REEXAMINATION OF WAVE-CISK THEORY - EXISTENCE AND PROPERTIES OF NONLINEAR WAVE-CISK MODES

Linear analyses of wave-CISK models often lead to the conclusion that the mechanism does not explain the scale selection of planetary-scale tropical motions. In particular, Kelvin or gravity wave-CISK tends to prefer cumulus-scale motions. On the other hand, numerical models with "positive-only" heating did not experience much difficulty in generating large scale disturbances of realistic structure.

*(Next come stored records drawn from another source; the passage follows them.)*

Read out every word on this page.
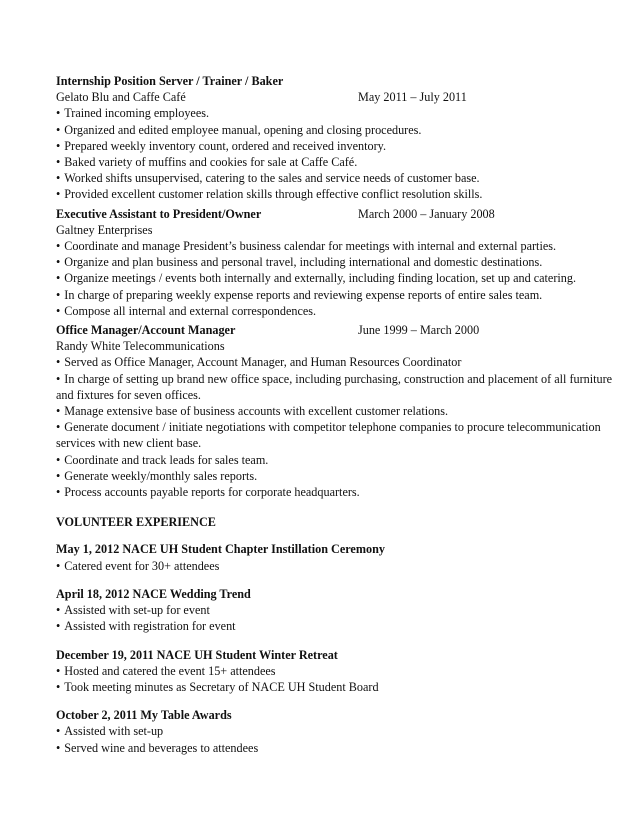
Internship Position Server / Trainer / Baker
Gelato Blu and Caffe Café	May 2011 – July 2011
• Trained incoming employees.
• Organized and edited employee manual, opening and closing procedures.
• Prepared weekly inventory count, ordered and received inventory.
• Baked variety of muffins and cookies for sale at Caffe Café.
• Worked shifts unsupervised, catering to the sales and service needs of customer base.
• Provided excellent customer relation skills through effective conflict resolution skills.
Executive Assistant to President/Owner	March 2000 – January 2008
Galtney Enterprises
• Coordinate and manage President’s business calendar for meetings with internal and external parties.
• Organize and plan business and personal travel, including international and domestic destinations.
• Organize meetings / events both internally and externally, including finding location, set up and catering.
• In charge of preparing weekly expense reports and reviewing expense reports of entire sales team.
• Compose all internal and external correspondences.
Office Manager/Account Manager	June 1999 – March 2000
Randy White Telecommunications
• Served as Office Manager, Account Manager, and Human Resources Coordinator
• In charge of setting up brand new office space, including purchasing, construction and placement of all furniture and fixtures for seven offices.
• Manage extensive base of business accounts with excellent customer relations.
• Generate document / initiate negotiations with competitor telephone companies to procure telecommunication services with new client base.
• Coordinate and track leads for sales team.
• Generate weekly/monthly sales reports.
• Process accounts payable reports for corporate headquarters.
VOLUNTEER EXPERIENCE
May 1, 2012 NACE UH Student Chapter Instillation Ceremony
• Catered event for 30+ attendees
April 18, 2012 NACE Wedding Trend
• Assisted with set-up for event
• Assisted with registration for event
December 19, 2011 NACE UH Student Winter Retreat
• Hosted and catered the event 15+ attendees
• Took meeting minutes as Secretary of NACE UH Student Board
October 2, 2011 My Table Awards
• Assisted with set-up
• Served wine and beverages to attendees
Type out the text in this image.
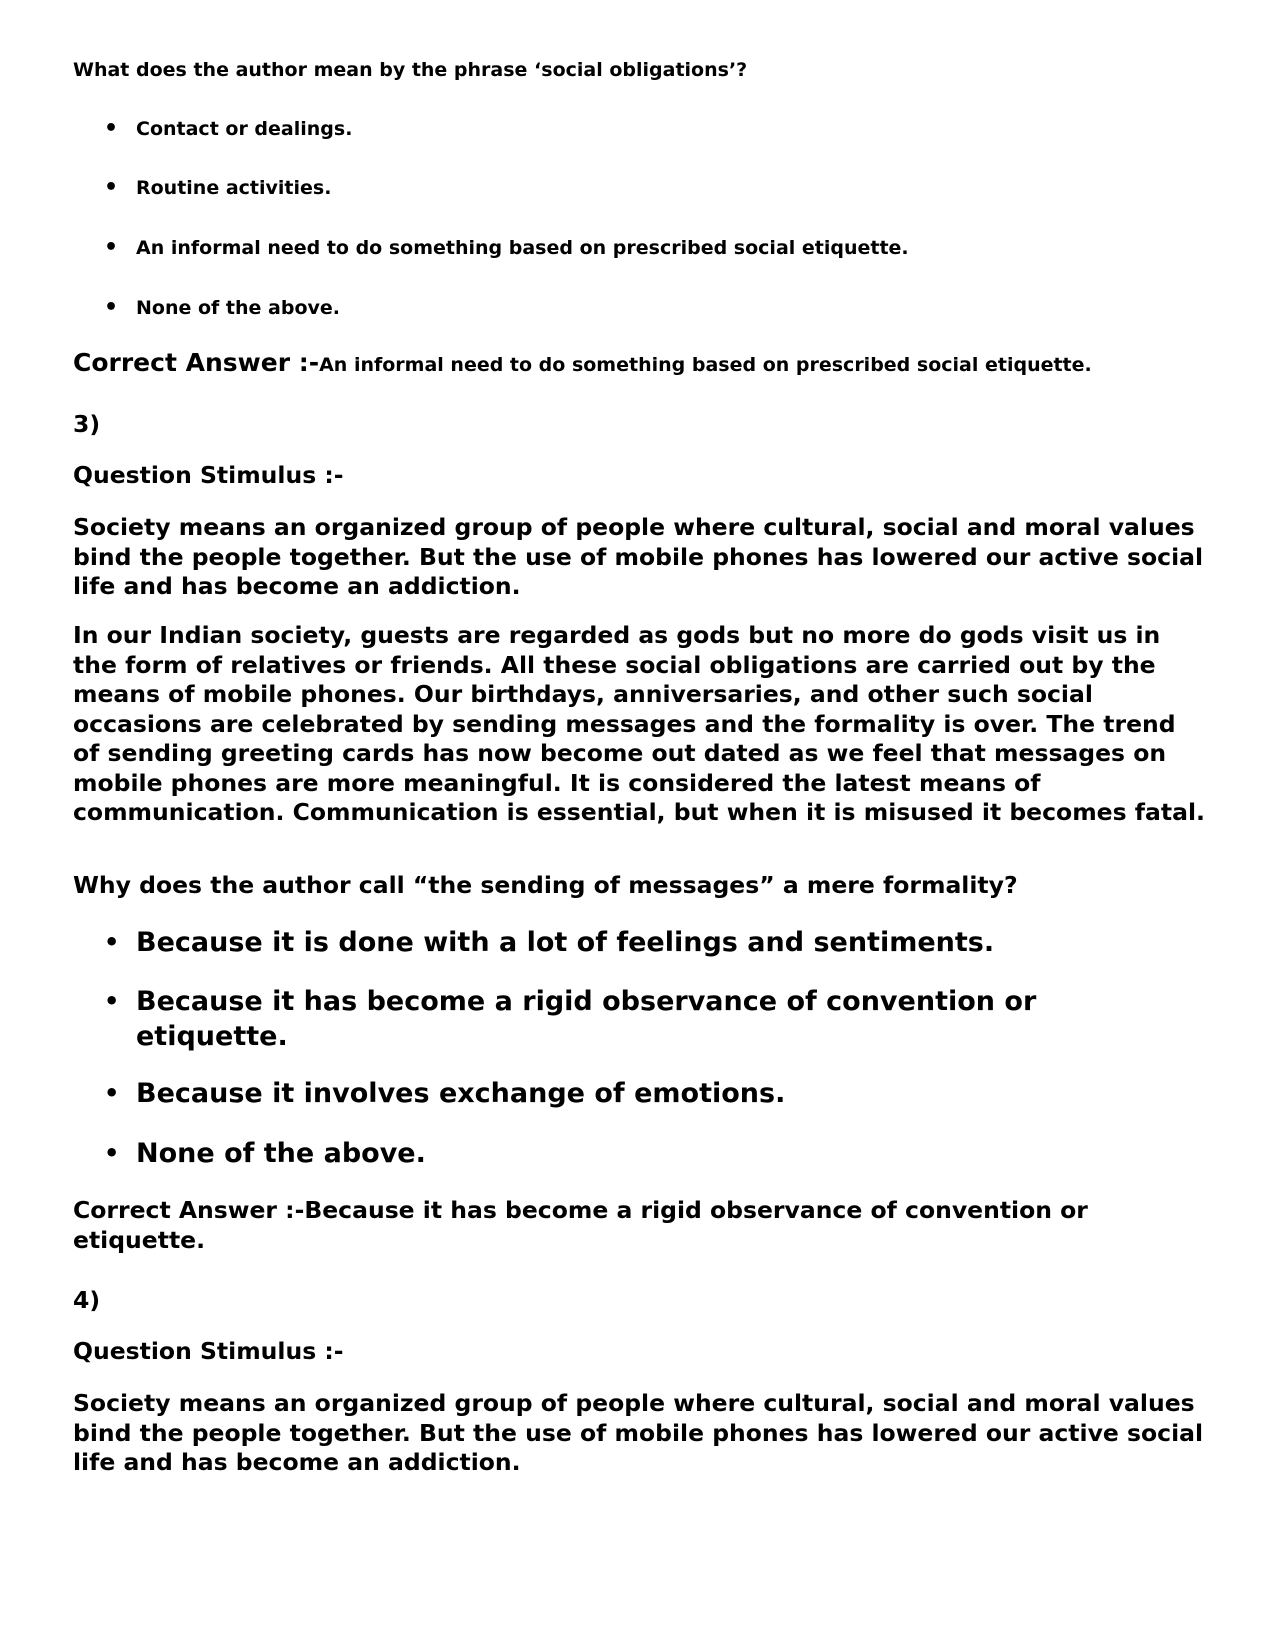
What does the author mean by the phrase ‘social obligations’?
• Contact or dealings.
• Routine activities.
• An informal need to do something based on prescribed social etiquette.
• None of the above.
Correct Answer :-An informal need to do something based on prescribed social etiquette.
3)
Question Stimulus :-
Society means an organized group of people where cultural, social and moral values bind the people together. But the use of mobile phones has lowered our active social life and has become an addiction.
In our Indian society, guests are regarded as gods but no more do gods visit us in the form of relatives or friends. All these social obligations are carried out by the means of mobile phones. Our birthdays, anniversaries, and other such social occasions are celebrated by sending messages and the formality is over. The trend of sending greeting cards has now become out dated as we feel that messages on mobile phones are more meaningful. It is considered the latest means of communication. Communication is essential, but when it is misused it becomes fatal.
Why does the author call “the sending of messages” a mere formality?
• Because it is done with a lot of feelings and sentiments.
• Because it has become a rigid observance of convention or etiquette.
• Because it involves exchange of emotions.
• None of the above.
Correct Answer :-Because it has become a rigid observance of convention or etiquette.
4)
Question Stimulus :-
Society means an organized group of people where cultural, social and moral values bind the people together. But the use of mobile phones has lowered our active social life and has become an addiction.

A previous study explained these numerical results in terms of linear Kelvin wave-CISK modes, whose wave packages exhibit remarkable resemblence to the simulated disturbances. However, the linear theory can not explain how the simulated disturbances can maintain a "wavenumber-1" structure against the explosive growth of short wavelength components. A reexamination of the wave-CISK theories is carried out in this paper. It is argued that the CISK mechanism possess inherently a very severe form of nonlinearity that takes full effect for even infinitesimal perturbations. The linearized CISK theories, therefore, do not give a correct description of a CISK-driven system at any stage of its development. A simple 5-level 64-wave spectral model demonstrates that the nonlinear effects of wave-CISK alone is able to produce exponentially growing "wavenumber-1" flow patterns that propagate without change of shape. Since these flow patterns have well-defined structure, growth rate, and propagation speed, it is proposed to call them nonlinear wave-CISK modes. The nonlinear wave-CISK modes exhibit all the characteristics of the linear Kelvin wave-CISK packages of Chang and Lim (1988). The scale selection problem of their linear Kelvin wave-CISK theory has, however, been resolved. Introduction of a diffusion damping has no significant effect on the propagation speed and structure of these modes. The overall structure of the modes depends mainly on the growth rate. Varying other parameters may affect the growth rate; but modes of the same growth rate look rather like each other, irrespective of the other parameters.